The pudendal nerve arises from S2, S3, and S4 and it carries sensations to the external genitals, the lower rectum, and the perineum. The pudendal nerve re-enters the pelvis under the sacrotuberous ligament and gives three branches. The first branch, the inferior rectal nerve, provides rectal tone and perianal sensation. The second branch, the Perineal Nerve, gives scrotal sensation. The third branch, the dorsal nerve of the penis (male) or the clitoris (female), gives branches to the corpus cavernosum.
Symptoms of pudendal nerve palsy include peroneal pelvic pain aggravated by sitting and relieved with standing. Pain is absent when lying down or sitting on the toilet.
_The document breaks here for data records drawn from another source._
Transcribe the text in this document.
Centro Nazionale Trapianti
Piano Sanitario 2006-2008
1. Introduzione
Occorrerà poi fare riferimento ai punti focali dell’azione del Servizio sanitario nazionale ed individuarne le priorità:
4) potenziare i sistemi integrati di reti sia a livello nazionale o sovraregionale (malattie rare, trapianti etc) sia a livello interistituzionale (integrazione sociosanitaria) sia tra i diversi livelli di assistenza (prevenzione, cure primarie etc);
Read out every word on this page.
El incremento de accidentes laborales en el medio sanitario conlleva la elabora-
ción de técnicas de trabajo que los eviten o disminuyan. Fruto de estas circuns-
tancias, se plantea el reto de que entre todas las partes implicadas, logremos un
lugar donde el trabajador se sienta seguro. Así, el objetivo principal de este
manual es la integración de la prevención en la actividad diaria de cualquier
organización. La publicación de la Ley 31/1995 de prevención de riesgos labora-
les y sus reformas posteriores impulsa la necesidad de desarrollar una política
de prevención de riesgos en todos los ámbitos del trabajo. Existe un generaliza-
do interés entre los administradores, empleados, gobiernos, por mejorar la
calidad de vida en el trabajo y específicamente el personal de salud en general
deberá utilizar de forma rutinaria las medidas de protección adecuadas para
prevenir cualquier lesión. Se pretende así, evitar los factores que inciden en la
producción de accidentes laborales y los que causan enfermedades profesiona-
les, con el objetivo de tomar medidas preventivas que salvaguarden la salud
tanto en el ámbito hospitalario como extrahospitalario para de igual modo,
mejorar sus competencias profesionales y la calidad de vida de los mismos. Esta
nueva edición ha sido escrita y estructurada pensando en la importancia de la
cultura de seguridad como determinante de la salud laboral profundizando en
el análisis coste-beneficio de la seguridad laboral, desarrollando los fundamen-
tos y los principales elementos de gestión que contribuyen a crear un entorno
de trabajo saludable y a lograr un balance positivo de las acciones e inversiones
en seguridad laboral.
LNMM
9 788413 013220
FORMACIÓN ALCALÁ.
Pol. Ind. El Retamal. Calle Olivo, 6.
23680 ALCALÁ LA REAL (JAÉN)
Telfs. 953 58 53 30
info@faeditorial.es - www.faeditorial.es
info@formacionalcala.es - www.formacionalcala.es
The pain can come and go and can be a sharp, burning, shooting pain. The pain will usually progressively resolve on its own. Other symptoms are as follows: loss of sensation or numbness, affecting the glans penis and scrotum in men and the perineum and labia in women, difficulty with bladder and bowel functions, and sexual dysfunction.
Treatment options are typically conservative, as the condition is usually transient and will improve over time. Treatment includes:
· Physical therapy
· Stretches and exercises
· Anti-inflammatory medications
· Injections/nerve blocks
· Surgery (as a last resort)
Prevention options for bicyclists consist of changing the sitting position while riding the bicycle and changing the seat from a narrow seat to a wider seat.